En el enfoque común para la detección del cáncer, los médicos añaden biosustancias a las muestras de sangre.

Estas biosustancias aplican “etiquetas” biológicas a las células cancerosas, y esas etiquetas permiten que las detecten e identifiquen los instrumentos.

Sin embargo, las biosustancias dañan las células e inutilizan las muestras para futuros análisis.

Existen otras técnicas actuales que no usan el etiquetado pero que pueden ser poco precisas porque identifican las células cancerosas con arreglo a una sola característica física.

La nueva técnica, desarrollada por el equipo de Claire Lifan Chen, Barham Jalali, y Ata Mahjoubfar, de la Universidad de California en Los Ángeles (UCLA), en Estados Unidos, visualiza las células sin destruirlas, y puede identificar 16 características físicas, incluyendo el tamaño, la granularidad y la biomasa, en vez de solo una.
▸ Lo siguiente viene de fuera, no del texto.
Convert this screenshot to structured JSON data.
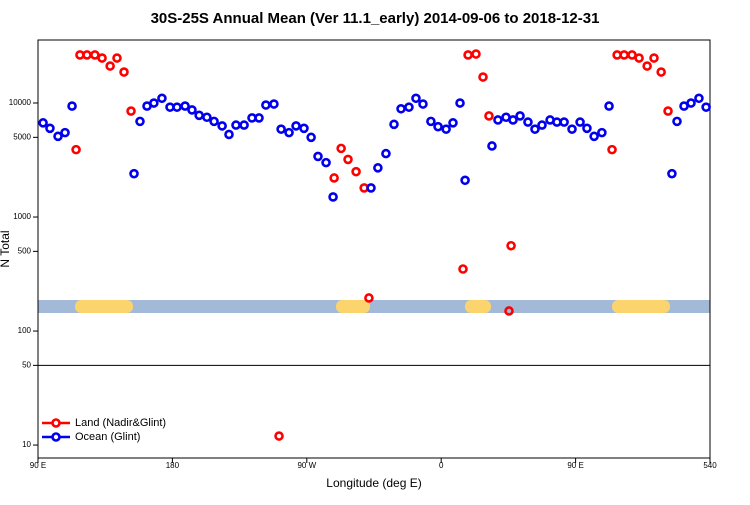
{
  "chart_data": {
    "type": "scatter",
    "title": "30S-25S Annual Mean (Ver 11.1_early)   2014-09-06 to 2018-12-31",
    "x_label": "Longitude (deg E)",
    "y_label": "N Total",
    "log_y": true,
    "legend": "bottom-left",
    "xlim": [
      90,
      540
    ],
    "xticks": [
      {
        "value": 90,
        "label": "90 E"
      },
      180,
      {
        "value": 270,
        "label": "90 W"
      },
      {
        "value": 360,
        "label": "0"
      },
      {
        "value": 450,
        "label": "90 E"
      },
      540
    ],
    "ylim": [
      7.7,
      35700
    ],
    "yticks": [
      10,
      50,
      100,
      500,
      1000,
      5000,
      10000
    ],
    "hlines": [
      50
    ],
    "series": [
      {
        "name": "Land (Nadir&Glint)",
        "color": "#ff0000",
        "x": [
          115.5,
          118.1,
          122.8,
          128.1,
          132.9,
          138.3,
          142.9,
          147.6,
          152.3,
          251.4,
          288.3,
          293,
          297.6,
          303,
          308.4,
          311.6,
          374.6,
          378,
          383.3,
          388,
          392,
          405.4,
          406.8,
          474.4,
          477.8,
          482.5,
          487.8,
          492.5,
          497.9,
          502.5,
          507.3,
          511.9
        ],
        "values": [
          3900,
          26400,
          26400,
          26400,
          24800,
          21100,
          24800,
          18700,
          8500,
          12,
          2200,
          4000,
          3200,
          2500,
          1800,
          195,
          350,
          26400,
          26900,
          16900,
          7700,
          150,
          560,
          3900,
          26400,
          26400,
          26400,
          24800,
          21100,
          24800,
          18700,
          8500
        ]
      },
      {
        "name": "Ocean (Glint)",
        "color": "#0000ee",
        "x": [
          93.4,
          98,
          103.4,
          108.1,
          112.8,
          154.3,
          158.3,
          163,
          167.6,
          173,
          178.4,
          183.1,
          188.5,
          193.1,
          197.9,
          203.1,
          207.9,
          213.3,
          217.9,
          222.6,
          228,
          233.3,
          238,
          242.6,
          248,
          252.8,
          258.1,
          262.8,
          268.1,
          272.9,
          277.5,
          282.9,
          287.6,
          313,
          317.6,
          323,
          328.4,
          333.1,
          338.4,
          343.1,
          347.8,
          353.1,
          357.9,
          363.3,
          367.9,
          372.6,
          376,
          394,
          398,
          403.4,
          408.1,
          412.8,
          418.1,
          422.8,
          427.5,
          432.9,
          437.5,
          442.3,
          447.6,
          453,
          457.6,
          462.4,
          467.6,
          472.4,
          514.5,
          517.9,
          522.6,
          527.3,
          532.6,
          537.4
        ],
        "values": [
          6700,
          6000,
          5100,
          5500,
          9400,
          2400,
          6900,
          9400,
          10000,
          11000,
          9200,
          9200,
          9400,
          8700,
          7800,
          7500,
          6900,
          6300,
          5300,
          6400,
          6400,
          7400,
          7400,
          9600,
          9800,
          5900,
          5500,
          6300,
          6000,
          5000,
          3400,
          3000,
          1500,
          1800,
          2700,
          3600,
          6500,
          8900,
          9200,
          11000,
          9800,
          6900,
          6200,
          5900,
          6700,
          10000,
          2100,
          4200,
          7100,
          7500,
          7100,
          7700,
          6800,
          5900,
          6400,
          7100,
          6800,
          6800,
          5900,
          6800,
          6000,
          5100,
          5500,
          9400,
          2400,
          6900,
          9400,
          10000,
          11000,
          9200
        ]
      }
    ]
  }
}
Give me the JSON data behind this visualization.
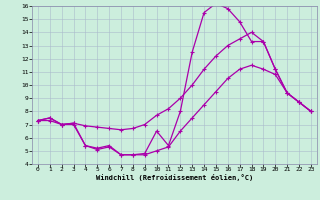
{
  "xlabel": "Windchill (Refroidissement éolien,°C)",
  "background_color": "#cceedd",
  "grid_color": "#aabbcc",
  "line_color": "#aa00aa",
  "xlim": [
    -0.5,
    23.5
  ],
  "ylim": [
    4,
    16
  ],
  "yticks": [
    4,
    5,
    6,
    7,
    8,
    9,
    10,
    11,
    12,
    13,
    14,
    15,
    16
  ],
  "xticks": [
    0,
    1,
    2,
    3,
    4,
    5,
    6,
    7,
    8,
    9,
    10,
    11,
    12,
    13,
    14,
    15,
    16,
    17,
    18,
    19,
    20,
    21,
    22,
    23
  ],
  "s1_x": [
    0,
    1,
    2,
    3,
    4,
    5,
    6,
    7,
    8,
    9,
    10,
    11,
    12,
    13,
    14,
    15,
    16,
    17,
    18,
    19,
    20,
    21,
    22,
    23
  ],
  "s1_y": [
    7.3,
    7.5,
    7.0,
    7.1,
    5.4,
    5.2,
    5.4,
    4.7,
    4.7,
    4.8,
    6.5,
    5.4,
    8.0,
    12.5,
    15.5,
    16.2,
    15.8,
    14.8,
    13.3,
    13.3,
    11.2,
    9.4,
    8.7,
    8.0
  ],
  "s2_x": [
    0,
    1,
    2,
    3,
    4,
    5,
    6,
    7,
    8,
    9,
    10,
    11,
    12,
    13,
    14,
    15,
    16,
    17,
    18,
    19,
    20,
    21,
    22,
    23
  ],
  "s2_y": [
    7.3,
    7.3,
    7.0,
    7.1,
    6.9,
    6.8,
    6.7,
    6.6,
    6.7,
    7.0,
    7.7,
    8.2,
    9.0,
    10.0,
    11.2,
    12.2,
    13.0,
    13.5,
    14.0,
    13.3,
    11.2,
    9.4,
    8.7,
    8.0
  ],
  "s3_x": [
    0,
    1,
    2,
    3,
    4,
    5,
    6,
    7,
    8,
    9,
    10,
    11,
    12,
    13,
    14,
    15,
    16,
    17,
    18,
    19,
    20,
    21,
    22,
    23
  ],
  "s3_y": [
    7.3,
    7.5,
    7.0,
    7.0,
    5.4,
    5.1,
    5.3,
    4.7,
    4.7,
    4.7,
    5.0,
    5.3,
    6.5,
    7.5,
    8.5,
    9.5,
    10.5,
    11.2,
    11.5,
    11.2,
    10.8,
    9.4,
    8.7,
    8.0
  ]
}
Combina dos componentes que fueron inventados en la UCLA: un microscopio especializado, que es capaz de visualizar rápidamente células en muestras de sangre, y un programa informático, con una modalidad de inteligencia artificial conocida como “aprendizaje profundo”, que identifica las células cancerosas con una precisión superior al 95 por ciento.

El aprendizaje profundo utiliza algoritmos complejos que extraen información de los datos con el objetivo de alcanzar una buena capacidad de tomar decisiones acertadas.

El innovador microscopio empleado en la nueva técnica funciona tomando imágenes de células sanguíneas fluyendo, usando ráfagas láser de la misma manera que una cámara emplea un flash.

Este proceso sucede tan rápidamente (en nanosegundos, o milmillonésimas de segundo) que las imágenes serían demasiado débiles para ser detectadas o demasiado rápidas para ser digitalizadas por el instrumental normal.

El nuevo microscopio supera estos problemas usando óptica diseñada especialmente, que potencia la claridad de las imágenes y que simultáneamente evita que resulten demasiado fugaces para los sistemas de digitalización y análisis.

A ello contribuye el uso de aprendizaje profundo para distinguir las células cancerosas de las sanas, por ejemplo glóbulos blancos.

El resultado final es la capacidad de analizar imágenes a un ritmo de 36 millones por segundo.